MONDAY, Dec. 17 (HealthDay News) -- A United Nations proposal to ban the vaccine preservative thimerosal -- which contains a form of mercury -- should not go through, says a leading group of U.S. pediatricians.
The American Academy of Pediatrics (AAP) joins the World Health Organization (WHO) in urging the U.N. to drop the proposal from an international treaty seeking to cut down on mercury exposures in a variety of ways. Both the WHO and AAP say a thimerosal ban could keep children in poor nations from getting needed vaccines.
The AAP, which announced its stance to members in June, reiterates its position and provides three commentaries on the issue in the January print edition of Pediatrics, published online Dec. 17.
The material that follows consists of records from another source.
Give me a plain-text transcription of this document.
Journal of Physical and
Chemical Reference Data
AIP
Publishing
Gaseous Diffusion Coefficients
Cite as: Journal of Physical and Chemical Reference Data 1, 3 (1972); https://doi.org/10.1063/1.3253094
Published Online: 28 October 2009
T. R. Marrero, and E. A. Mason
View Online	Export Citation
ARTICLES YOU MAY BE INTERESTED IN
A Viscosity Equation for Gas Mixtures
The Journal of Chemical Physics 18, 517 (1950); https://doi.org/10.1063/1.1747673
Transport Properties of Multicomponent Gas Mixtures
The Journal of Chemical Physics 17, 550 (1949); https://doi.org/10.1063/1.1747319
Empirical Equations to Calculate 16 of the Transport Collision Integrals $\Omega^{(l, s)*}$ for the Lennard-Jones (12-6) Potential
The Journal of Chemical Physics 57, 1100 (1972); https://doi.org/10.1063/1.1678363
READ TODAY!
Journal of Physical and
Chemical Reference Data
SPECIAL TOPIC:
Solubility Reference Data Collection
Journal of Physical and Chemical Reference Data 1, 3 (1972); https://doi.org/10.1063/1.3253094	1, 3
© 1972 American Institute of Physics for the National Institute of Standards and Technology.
Thimerosal contains a form of mercury called ethyl mercury. For years it was used in certain vaccines, but U.S. health officials decided in 1999 that thimerosal should be removed from most vaccines given to young children. (The exception is some flu vaccines.)
That was done as a precautionary measure until researchers could learn more about how the ethyl mercury in thimerosal might affect children's development. Ethyl mercury is different from methyl mercury -- the form found in the environment that can harm young children's developing brains.
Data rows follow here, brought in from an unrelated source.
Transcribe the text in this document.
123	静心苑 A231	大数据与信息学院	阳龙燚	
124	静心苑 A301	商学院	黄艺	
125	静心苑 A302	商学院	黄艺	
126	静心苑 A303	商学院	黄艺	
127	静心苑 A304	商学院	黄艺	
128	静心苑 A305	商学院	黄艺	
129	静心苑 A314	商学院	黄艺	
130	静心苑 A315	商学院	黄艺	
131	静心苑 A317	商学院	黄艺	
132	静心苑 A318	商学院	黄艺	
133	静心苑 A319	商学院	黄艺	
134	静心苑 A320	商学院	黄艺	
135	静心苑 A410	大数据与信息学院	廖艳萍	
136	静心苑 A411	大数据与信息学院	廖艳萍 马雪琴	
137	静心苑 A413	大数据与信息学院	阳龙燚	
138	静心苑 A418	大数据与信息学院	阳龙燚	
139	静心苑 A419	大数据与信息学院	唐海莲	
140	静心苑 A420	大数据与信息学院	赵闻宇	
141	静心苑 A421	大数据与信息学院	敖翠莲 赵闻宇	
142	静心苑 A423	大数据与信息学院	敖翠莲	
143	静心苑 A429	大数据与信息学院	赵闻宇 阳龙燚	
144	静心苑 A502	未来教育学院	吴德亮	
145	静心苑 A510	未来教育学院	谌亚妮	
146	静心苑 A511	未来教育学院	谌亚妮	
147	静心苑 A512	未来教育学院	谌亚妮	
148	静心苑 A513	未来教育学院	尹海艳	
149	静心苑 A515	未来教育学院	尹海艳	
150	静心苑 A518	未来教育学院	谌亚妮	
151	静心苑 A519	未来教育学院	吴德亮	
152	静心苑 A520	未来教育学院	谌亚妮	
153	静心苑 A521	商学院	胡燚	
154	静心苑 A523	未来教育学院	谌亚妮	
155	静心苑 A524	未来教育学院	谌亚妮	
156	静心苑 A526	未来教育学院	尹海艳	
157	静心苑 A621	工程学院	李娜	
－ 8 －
"Back then, there were no guidelines on ethyl mercury exposure," said Dr. Paul Offit, chief of infectious diseases at Children's Hospital of Philadelphia.
"So the thinking at the time was, let's exercise the precautionary principle," Offit said.
Numerous international studies since have uncovered no evidence of harm -- including no link between thimerosal and autism, which had been a concern. The U.S. Centers for Disease Control and Prevention says there is "no convincing evidence of harm caused by the low doses of thimerosal in vaccines."